🤖 AI Summary
Addressing the challenges of modeling ultra-long contexts (up to millions of tokens) and the lack of efficient architectures for video-language joint understanding, this paper introduces Blockwise RingAttention—a memory-efficient attention mechanism enabling scalable training and inference over extremely long sequences. Our method incorporates blockwise context expansion (from 4K to 1M tokens), large-scale long-sequence data cleaning and synthesis, and video-text alignment pretraining. Leveraging these techniques, we present the first open-source multimodal foundation model supporting million-token contexts, with 7B parameters. The model achieves state-of-the-art performance on long-context retrieval tasks and processes over one million tokens in a single forward pass—equivalent to approximately 1.5 hours of 4K video plus associated text.
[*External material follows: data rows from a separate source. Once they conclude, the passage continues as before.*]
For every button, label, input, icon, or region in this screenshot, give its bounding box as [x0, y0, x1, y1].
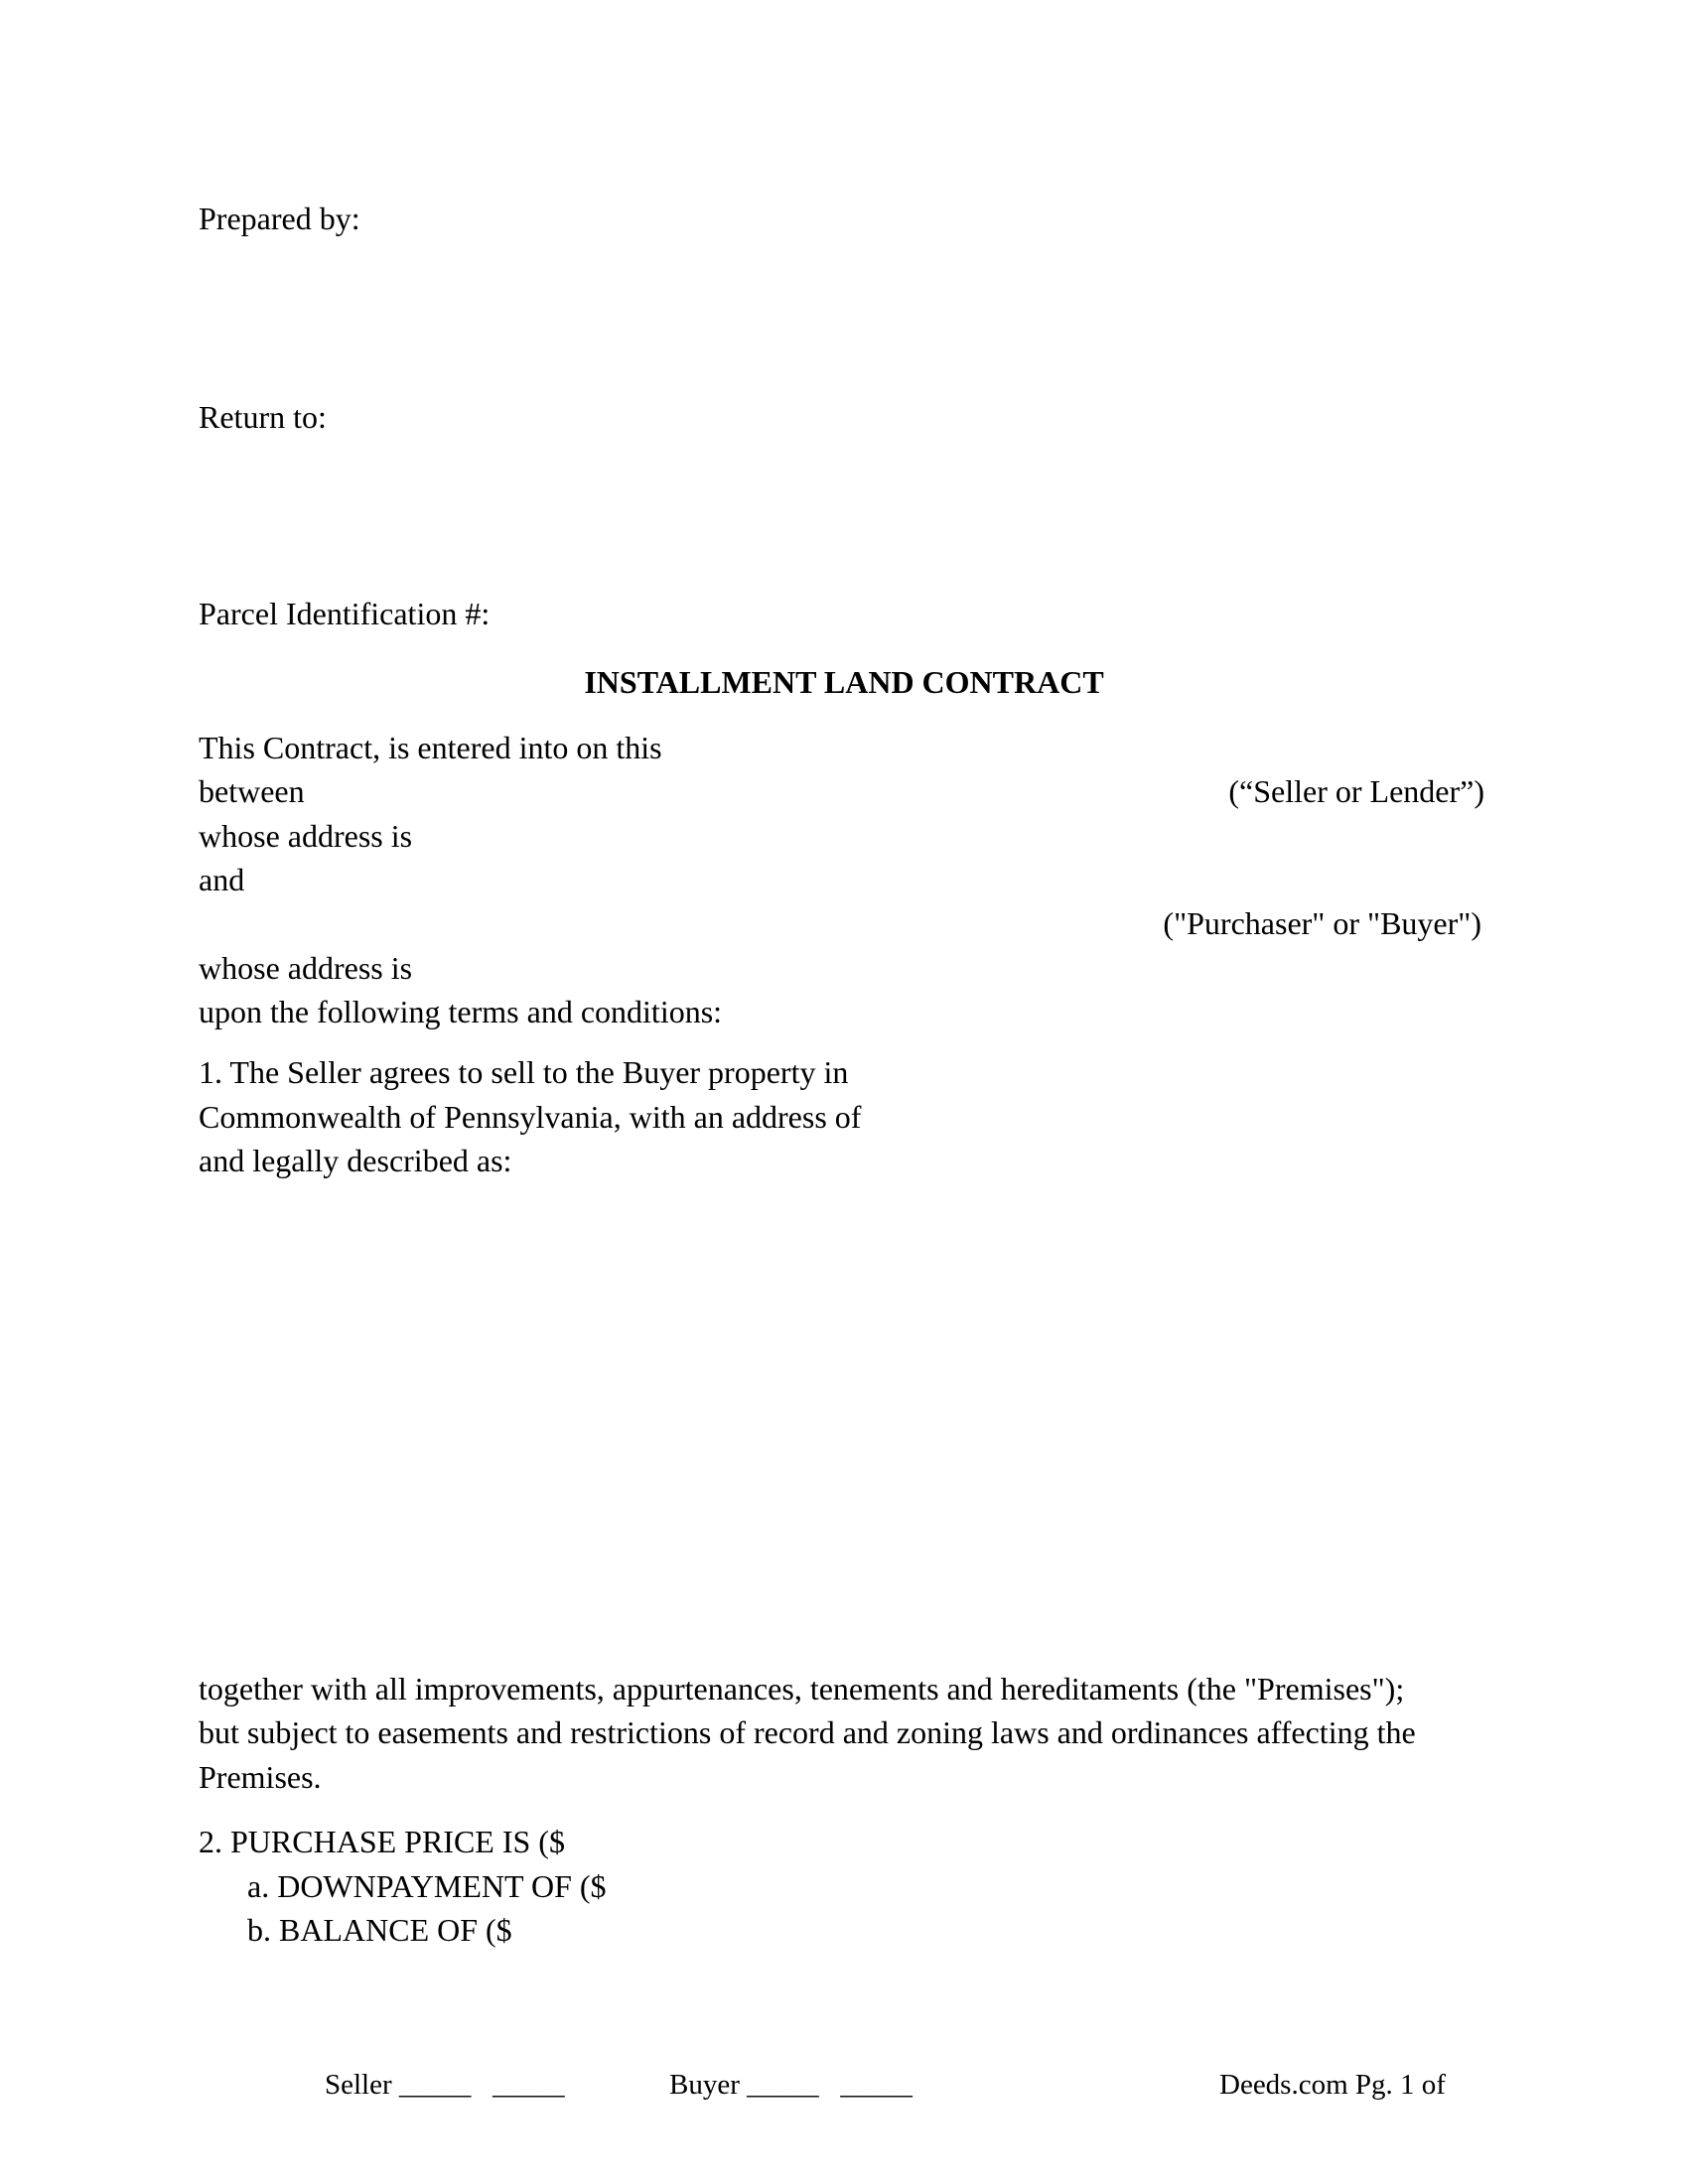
- and-label: and: [199, 862, 245, 897]
- seller-address-label: whose address is: [199, 818, 413, 854]
- document-title: INSTALLMENT LAND CONTRACT: [584, 664, 1104, 700]
- terms-intro: upon the following terms and conditions:: [199, 994, 723, 1029]
- premises-line2: but subject to easements and restrictions of record and zoning laws and ordinances affecting the: [199, 1714, 1416, 1750]
- premises-line3: Premises.: [199, 1759, 322, 1795]
- clause1-line2: Commonwealth of Pennsylvania, with an address of: [199, 1099, 862, 1135]
- parcel-id-label: Parcel Identification #:: [199, 596, 491, 631]
- buyer-address-label: whose address is: [199, 950, 413, 986]
- return-to-label: Return to:: [199, 399, 327, 435]
- buyer-label: ("Purchaser" or "Buyer"): [1163, 905, 1481, 941]
- footer-page-number: Deeds.com Pg. 1 of: [1219, 2069, 1446, 2101]
- prepared-by-label: Prepared by:: [199, 201, 360, 236]
- downpayment-line: a. DOWNPAYMENT OF ($: [247, 1868, 607, 1904]
- premises-line1: together with all improvements, appurtenances, tenements and hereditaments (the "Premises");: [199, 1671, 1405, 1706]
- footer-buyer-initials: Buyer _____ _____: [669, 2069, 913, 2101]
- seller-label: (“Seller or Lender”): [1228, 773, 1484, 809]
- balance-line: b. BALANCE OF ($: [247, 1912, 512, 1948]
- clause1-line3: and legally described as:: [199, 1143, 512, 1178]
- footer-seller-initials: Seller _____ _____: [325, 2069, 565, 2101]
- clause1-line1: 1. The Seller agrees to sell to the Buyer property in: [199, 1054, 849, 1090]
- between-label: between: [199, 773, 305, 809]
- purchase-price-line: 2. PURCHASE PRICE IS ($: [199, 1824, 565, 1859]
- contract-intro: This Contract, is entered into on this: [199, 730, 662, 765]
We publicly release an extensible training framework and model weights across multiple scales, establishing a new paradigm for long-horizon multimodal sequence modeling.
📝 Abstract
Enabling long-context understanding remains a key challenge in scaling existing sequence models -- a crucial component in developing generally intelligent models that can process and operate over long temporal horizons that potentially consist of millions of tokens. In this paper, we aim to address these challenges by providing a comprehensive exploration of the full development process for producing 1M context language models and video-language models, setting new benchmarks in language retrieval and new capabilities in long video understanding. We detail our long context data curation process, progressive context extension from 4K to 1M tokens, and present an efficient open-source implementation for scalable training on long sequences. Additionally, we open-source a family of 7B parameter models capable of processing long text documents and videos exceeding 1M tokens.